Certains durent atterrir à Forestville et d’autres retourner à Montréal pour prendre des avions plus petits et susceptibles de s’adapter aux pistes d’atterrissage de l’endroit. Si bien que tout ce monde, environ ma moitié des 450 invités, ratèrent le dîner.
Ce contretemps, toutefois, fut transformé par un premier ministre québécois arrivé à l’heure grâce à un avion gouvernemental, en une magnifique occasion de rendre visite aux ouvriers des chantiers, à ceux qui ont mis la main aux trois millions de verges cubes de béton qui ont servi à construire Manic-5.
M. Daniel Johnson est allé à l’endroit tout désigné, la taverne de Manic-5, immense entrepôt-brasserie où, à leur naturel, les ouvriers consomment leur champagne à eux.
Mais ce fut finalement une visite plus politique que gouvernementale. Le gouvernement Johnson avait en effet invité à la cérémonie d’inauguration de Manic-5 les personnalités de l’ancien gouvernement libéral, soit Mm. Lesage et René Lévesque, ainsi que le député libéral du comté M. Pierre Maltais.
Ce dernier, d’une façon ou d’une autre, eut vent de la visite du chef du gouvernement à la taverne de Manic-5 et s’y rendit lui-même afin, peut-être que la seule main que les ouvriers pussent serrer ne soit pas uniquement celle d’un unioniste.
Le tout finit toutefois dans la plus parfaite cordialité, MM Johnson et Maltais s’asseyant à la même table en compagnie d’ouvriers de Manic-5 et disparaissant avec eux sous un amas de bouteilles de bière.
M. Paul Allard, ministre des Richesses naturelles et responsable de Hydro-Québec, s’est aussi attablé avec les ouvriers.
Le premier ministre a longuement plaisanté pour sa part avec ses compagnons de table. Il a été entouré évidemment des micros des journalistes radiophoniques. Ils lui ont laissé très peu de temps pour ingurgiter la bière qu’il avait lui-même commandé.
M. Johnson n’en a pas moins plaisanté à table avec les ouvriers, surtout au sujet de M. Trudeau. Quelqu’un lui demanda en effet, si, en venant ici se promener au milieu des «gens du peuple». Il ne tentait pas de lancer la «Johnsonmania».

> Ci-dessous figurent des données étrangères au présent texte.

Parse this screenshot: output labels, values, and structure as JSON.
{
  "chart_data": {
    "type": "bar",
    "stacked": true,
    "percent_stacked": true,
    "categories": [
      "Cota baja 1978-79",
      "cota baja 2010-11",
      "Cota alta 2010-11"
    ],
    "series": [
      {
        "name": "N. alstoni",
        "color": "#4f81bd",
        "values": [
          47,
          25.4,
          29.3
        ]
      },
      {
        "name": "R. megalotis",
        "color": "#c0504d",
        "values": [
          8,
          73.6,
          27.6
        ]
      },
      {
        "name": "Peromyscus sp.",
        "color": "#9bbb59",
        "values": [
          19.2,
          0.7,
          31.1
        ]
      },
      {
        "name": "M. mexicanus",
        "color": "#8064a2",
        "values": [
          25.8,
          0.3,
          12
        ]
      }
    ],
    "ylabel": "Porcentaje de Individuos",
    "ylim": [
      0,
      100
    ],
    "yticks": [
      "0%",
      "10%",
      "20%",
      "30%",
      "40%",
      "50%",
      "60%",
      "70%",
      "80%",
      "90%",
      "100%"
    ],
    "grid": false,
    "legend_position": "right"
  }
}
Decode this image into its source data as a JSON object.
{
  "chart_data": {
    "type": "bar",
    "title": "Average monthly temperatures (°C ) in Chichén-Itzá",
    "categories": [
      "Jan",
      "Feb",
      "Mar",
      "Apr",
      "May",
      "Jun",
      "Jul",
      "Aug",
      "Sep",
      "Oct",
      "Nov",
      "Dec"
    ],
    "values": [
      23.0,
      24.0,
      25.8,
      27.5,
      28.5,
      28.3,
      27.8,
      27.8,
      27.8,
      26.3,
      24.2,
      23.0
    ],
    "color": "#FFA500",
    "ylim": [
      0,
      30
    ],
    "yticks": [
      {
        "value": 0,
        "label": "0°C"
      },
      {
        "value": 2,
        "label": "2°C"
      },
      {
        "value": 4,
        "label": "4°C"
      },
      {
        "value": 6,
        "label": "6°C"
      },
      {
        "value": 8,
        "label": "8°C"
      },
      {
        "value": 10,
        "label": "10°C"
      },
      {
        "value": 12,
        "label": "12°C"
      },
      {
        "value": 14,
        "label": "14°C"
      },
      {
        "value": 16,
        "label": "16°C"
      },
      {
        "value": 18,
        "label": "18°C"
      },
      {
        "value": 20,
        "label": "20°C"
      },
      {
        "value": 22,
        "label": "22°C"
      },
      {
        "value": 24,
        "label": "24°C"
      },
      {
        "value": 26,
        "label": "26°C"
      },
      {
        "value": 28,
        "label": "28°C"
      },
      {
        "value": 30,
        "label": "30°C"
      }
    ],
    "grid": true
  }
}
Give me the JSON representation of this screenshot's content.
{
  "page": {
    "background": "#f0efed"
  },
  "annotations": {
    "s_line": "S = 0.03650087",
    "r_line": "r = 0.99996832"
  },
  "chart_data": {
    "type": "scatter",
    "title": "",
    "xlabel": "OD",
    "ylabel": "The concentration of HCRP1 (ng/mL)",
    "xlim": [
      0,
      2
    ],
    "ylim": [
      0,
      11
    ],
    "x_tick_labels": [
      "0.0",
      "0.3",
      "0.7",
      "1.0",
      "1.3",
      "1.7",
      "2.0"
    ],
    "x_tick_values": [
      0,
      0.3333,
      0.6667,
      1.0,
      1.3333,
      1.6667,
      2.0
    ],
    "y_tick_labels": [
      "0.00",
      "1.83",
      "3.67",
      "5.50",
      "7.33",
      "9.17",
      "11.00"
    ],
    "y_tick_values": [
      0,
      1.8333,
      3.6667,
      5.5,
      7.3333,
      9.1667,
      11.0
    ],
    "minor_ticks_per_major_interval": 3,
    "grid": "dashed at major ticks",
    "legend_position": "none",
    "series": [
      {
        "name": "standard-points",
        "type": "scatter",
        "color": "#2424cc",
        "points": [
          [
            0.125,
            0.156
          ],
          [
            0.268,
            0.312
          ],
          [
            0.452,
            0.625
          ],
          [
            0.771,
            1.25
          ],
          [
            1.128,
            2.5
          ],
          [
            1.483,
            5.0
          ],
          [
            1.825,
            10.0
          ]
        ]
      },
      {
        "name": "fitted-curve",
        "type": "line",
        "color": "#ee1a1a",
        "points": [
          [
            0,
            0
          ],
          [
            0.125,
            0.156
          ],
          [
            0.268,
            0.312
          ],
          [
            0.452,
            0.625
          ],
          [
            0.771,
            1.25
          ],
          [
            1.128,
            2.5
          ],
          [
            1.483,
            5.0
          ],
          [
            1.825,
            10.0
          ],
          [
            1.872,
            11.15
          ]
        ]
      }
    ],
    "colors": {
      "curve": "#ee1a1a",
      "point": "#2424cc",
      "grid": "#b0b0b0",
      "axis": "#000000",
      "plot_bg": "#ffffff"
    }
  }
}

M. Daniel Johnson répondit : C’est plutôt M. Trudeau qui m’imite. Mais vous voyez, je fais ça en homme, ensuite, je fais ça en homme marié, et, troisièmement, je n’ai encore embrasse personne. Non! Je fais ça depuis que je suis jeune avocat. J’allais alors prendre une verre de bière avec les gars. J’ai pas changé depuis, ce sont les autres qui ont changé.